Strategies to engage the whole economy in turning just ‘green’ initiatives into ‘nature positive’ outcomes are needed. The Australian Government’s ‘Biodiversity Certificates’ and launching of the nature repair market is underway and planned to open in 2025. The Office of the Clean Energy Regulator has been tasked with establishing systems, processes and rules (methods) necessary for the effective operation of the market. That said, there is no observable action to integrate these actions into the development or any other sectors.

Other countries like the United Kingdom have taken much stronger action. In 2024 it became mandatory for all new construction projects to be ‘Biodiversity Net Gain’ (BNG) using either onsite or offsite nature repair outcomes with precise, measured biodiversity outcomes as the metrics of success. The Australian construction industry is notoriously conservative and cost sensitive, but as mentioned before, the costs of inaction get higher faster than the costs of action now. The cost of engaging NBS at all parts of the value chain get smaller and result in larger gains when all parts of the supply chain get involved and the heavy lifting is not left to just Governments or indeed projects.

As the country with the highest per capita global footprint when the emissions of the fossil fuels we sell around the world are accounted for, we have a disproportionate responsibility to do more. At the very least we need to stop approving new fossil fuel leases and mines, but we need to take a much more proactive nature repair and nature positive stance and embed Nature Positive as a requirement in our Codes.

We need this new nationwide and global Nature Positive movement to explode into action, with the whole industry swapping our mindsets from ‘carbon’ only to “biodiversity and carbon’ simultaneously.

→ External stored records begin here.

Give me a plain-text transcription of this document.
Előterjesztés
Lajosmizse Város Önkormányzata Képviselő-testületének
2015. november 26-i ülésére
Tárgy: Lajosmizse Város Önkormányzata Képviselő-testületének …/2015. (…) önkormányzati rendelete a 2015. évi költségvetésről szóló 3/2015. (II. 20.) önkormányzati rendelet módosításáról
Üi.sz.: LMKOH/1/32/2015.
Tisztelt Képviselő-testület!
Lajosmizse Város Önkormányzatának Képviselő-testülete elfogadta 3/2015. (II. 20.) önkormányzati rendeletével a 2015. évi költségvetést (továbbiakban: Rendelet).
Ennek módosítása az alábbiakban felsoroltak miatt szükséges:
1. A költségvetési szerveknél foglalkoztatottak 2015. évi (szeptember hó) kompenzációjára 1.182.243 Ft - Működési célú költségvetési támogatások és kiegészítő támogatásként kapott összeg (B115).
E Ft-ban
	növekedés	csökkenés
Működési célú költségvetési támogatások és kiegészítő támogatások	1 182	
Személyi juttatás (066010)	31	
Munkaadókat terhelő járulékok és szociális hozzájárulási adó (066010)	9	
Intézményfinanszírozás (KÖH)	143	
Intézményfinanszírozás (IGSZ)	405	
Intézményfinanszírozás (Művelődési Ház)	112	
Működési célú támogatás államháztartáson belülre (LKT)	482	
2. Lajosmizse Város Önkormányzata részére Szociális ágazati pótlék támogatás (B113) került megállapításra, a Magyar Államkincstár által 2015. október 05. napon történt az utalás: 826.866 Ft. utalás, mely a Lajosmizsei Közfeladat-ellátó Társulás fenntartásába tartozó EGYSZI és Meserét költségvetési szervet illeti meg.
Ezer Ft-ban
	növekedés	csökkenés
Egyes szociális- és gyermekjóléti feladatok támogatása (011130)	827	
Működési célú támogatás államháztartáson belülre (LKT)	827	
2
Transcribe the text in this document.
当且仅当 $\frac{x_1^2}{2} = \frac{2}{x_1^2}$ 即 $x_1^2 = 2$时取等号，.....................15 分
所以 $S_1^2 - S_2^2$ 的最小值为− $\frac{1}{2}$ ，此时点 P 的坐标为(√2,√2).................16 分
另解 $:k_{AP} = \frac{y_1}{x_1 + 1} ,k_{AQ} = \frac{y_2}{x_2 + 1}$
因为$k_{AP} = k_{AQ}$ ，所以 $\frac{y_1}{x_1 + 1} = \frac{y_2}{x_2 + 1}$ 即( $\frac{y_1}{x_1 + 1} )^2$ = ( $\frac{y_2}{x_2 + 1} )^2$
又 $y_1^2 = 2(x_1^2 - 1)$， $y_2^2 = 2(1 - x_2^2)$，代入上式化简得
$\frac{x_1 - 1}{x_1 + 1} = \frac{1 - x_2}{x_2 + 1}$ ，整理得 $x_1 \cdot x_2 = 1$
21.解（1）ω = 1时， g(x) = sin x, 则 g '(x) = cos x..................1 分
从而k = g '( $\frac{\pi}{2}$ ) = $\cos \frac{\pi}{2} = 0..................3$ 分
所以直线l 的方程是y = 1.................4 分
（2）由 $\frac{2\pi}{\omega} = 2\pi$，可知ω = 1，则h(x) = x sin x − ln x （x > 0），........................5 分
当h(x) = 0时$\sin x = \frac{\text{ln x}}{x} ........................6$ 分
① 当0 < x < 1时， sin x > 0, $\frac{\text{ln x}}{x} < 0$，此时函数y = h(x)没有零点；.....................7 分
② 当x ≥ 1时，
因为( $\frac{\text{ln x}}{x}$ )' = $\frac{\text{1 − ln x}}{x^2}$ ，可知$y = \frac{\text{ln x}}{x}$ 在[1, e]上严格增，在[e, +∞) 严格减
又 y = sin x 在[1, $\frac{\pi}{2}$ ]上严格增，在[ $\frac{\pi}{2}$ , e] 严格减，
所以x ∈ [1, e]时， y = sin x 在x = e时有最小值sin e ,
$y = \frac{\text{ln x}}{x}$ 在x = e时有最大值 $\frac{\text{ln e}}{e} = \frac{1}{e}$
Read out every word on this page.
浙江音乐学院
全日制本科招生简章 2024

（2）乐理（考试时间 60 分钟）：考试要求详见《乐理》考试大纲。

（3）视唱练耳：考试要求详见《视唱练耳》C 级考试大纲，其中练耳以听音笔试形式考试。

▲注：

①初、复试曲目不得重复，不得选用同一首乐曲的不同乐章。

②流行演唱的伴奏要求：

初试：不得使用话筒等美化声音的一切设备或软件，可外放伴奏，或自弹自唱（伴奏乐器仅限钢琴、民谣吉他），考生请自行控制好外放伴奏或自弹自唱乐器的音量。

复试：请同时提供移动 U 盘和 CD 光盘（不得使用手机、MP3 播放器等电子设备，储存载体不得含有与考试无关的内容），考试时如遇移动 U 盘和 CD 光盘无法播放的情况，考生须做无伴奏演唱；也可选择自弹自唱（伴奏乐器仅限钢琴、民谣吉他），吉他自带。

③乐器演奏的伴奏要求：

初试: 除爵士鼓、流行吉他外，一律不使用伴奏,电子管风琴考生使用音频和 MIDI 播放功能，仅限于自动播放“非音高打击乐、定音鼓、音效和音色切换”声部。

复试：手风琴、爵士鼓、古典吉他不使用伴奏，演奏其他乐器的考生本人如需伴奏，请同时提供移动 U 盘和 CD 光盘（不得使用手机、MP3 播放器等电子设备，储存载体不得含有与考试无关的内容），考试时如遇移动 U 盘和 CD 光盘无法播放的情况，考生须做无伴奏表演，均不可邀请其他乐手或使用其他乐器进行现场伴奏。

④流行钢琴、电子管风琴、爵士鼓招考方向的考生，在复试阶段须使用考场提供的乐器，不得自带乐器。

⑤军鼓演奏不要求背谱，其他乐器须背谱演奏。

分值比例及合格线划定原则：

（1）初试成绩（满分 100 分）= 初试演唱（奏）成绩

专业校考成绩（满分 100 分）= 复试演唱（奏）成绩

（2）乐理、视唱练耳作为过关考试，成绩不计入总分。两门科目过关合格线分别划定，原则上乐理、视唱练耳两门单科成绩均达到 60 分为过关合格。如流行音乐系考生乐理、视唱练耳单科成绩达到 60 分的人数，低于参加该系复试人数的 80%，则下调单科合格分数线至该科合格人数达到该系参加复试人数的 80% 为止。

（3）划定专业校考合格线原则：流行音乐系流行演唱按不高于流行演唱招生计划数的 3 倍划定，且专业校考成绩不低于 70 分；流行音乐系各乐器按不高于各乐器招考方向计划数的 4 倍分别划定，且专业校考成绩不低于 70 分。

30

The Global GreenTag Team, has over the past few years developed and launched a product NaturePositive+ Assessment and Certification Standard that helps manufacturers quantify product impacts on, and benefits to, nature and circular resource flows, as well as restoring, preserving and expanding forests and rainforests on degraded non-productive farmlands or repurchasing lots destined for development.

The process uses groups like the local Gondwana Rainforest Trust (gondwanarainforesttrust.org), and Greenfleet (greenfleet.com.au) and the more globally focussed Rainforest Trust (rainforesttrust.org), corporately and personally, to create nature positive outcomes from our everyday activities.

We and others have started, will you join us?